Data structure hash table

What is a hash table

A Hash table, also known as a Hash table, is a data structure that is directly accessed based on a key-value. It is based on array, by one of the keywords is mapped to array in the table below to speed the search speed, but also, and array data structure, linked lists, trees, and so on in the data structure of a keyword search, usually to traverse the entire data structure, which is O (N) time, but for a hash table, only O (1) time. Note that an important problem here is how to convert the keyword to the index of the array. This conversion function is called the hash function (also known as the hash function). The conversion process is called hashing. Hash tables are used to quickly determine whether an element is present in a collection. The image hash function hashes a large range of numbers into a small range of numbers corresponding to the index of the array. When a hash function is used to insert data into an array, the array is a hash table. Hash collision chain address method — (zipper method) The basic idea of this method is to form all elements with hash address I into a single linked list called a synonym chain, and the head pointer of the single linked list is stored in the ith element of the hash table, so the search, insertion and deletion are mainly carried out in the synonym chain.
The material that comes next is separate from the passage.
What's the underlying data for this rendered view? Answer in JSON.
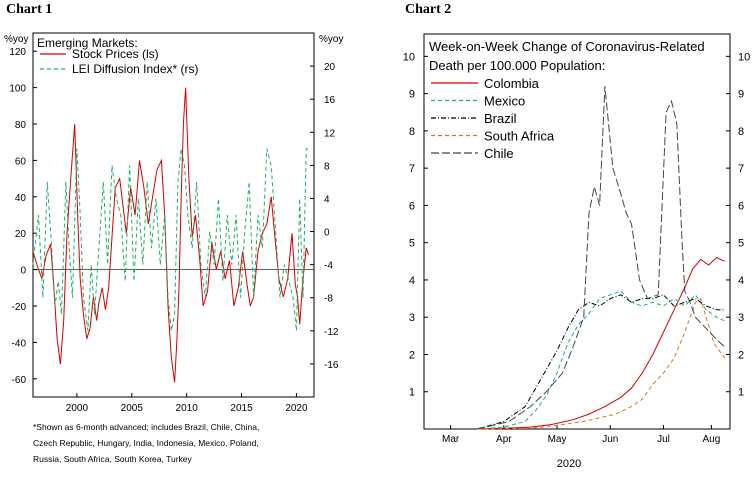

The chained address method is suitable for frequent inserts and deletions. Advantages of linear detection method: easy to implement; Always find a spot (if there is one); When the table is not very full, the average performance is very good. Disadvantages: The “cluster” or “cluster” keys can be formed in the adjacent slots of the table. When these clusters fill a large portion of the entire array, performance deteriorates significantly, because the probe sequence performs what is essentially an exhaustive search of the majority of the array. The advantage of a hash table is that it can be accessed randomly by subscript, just like an array. Fixed the problem that arrays could only be accessed through integer indexes. Disadvantages of hash tables The hash function is used to calculate the corresponding hash value before accessing data, which consumes more memory. The load factor is one measure of hash table performance. Since a hash table is actually an array, there is a limit to how much data it can carry, and hash collisions are bound to occur when the hash table stores more data than the length of the array index.

Three common hash structures When we want to use hash to solve a problem, we usually choose the following three data structures. In C++, set and map respectively provide the following three data structures. Their underlying implementation and advantages and disadvantages are listed in the following table: Image red-black tree is a balanced binary search tree, so the key value is ordered, but the key cannot be modified. Changing the key value will lead to the confusion of the whole tree, so it can only be deleted and added.

The picture

STD :: Map and STD :: Multimap keys are also ordered (this question is also often used as an interview question to test understanding of the underlying language container). When using sets to solve hash problems, use unordered_set first, because it is the most efficient to query and add and delete. If you want the set to be ordered, use set. If you want the set to be ordered, use multiset. So let’s look at a map, where a map is a key value data structure. In a map, there are restrictions on keys, but there are no restrictions on values, because keys are stored using a red-black tree. So to summarize, we need to think about hashing when we’re trying to quickly determine if an element is in a set. But hashing also sacrifices space for time, because we need to use extra arrays, sets, or maps to store data in order to achieve fast lookup.

This article is published by OpenWrite!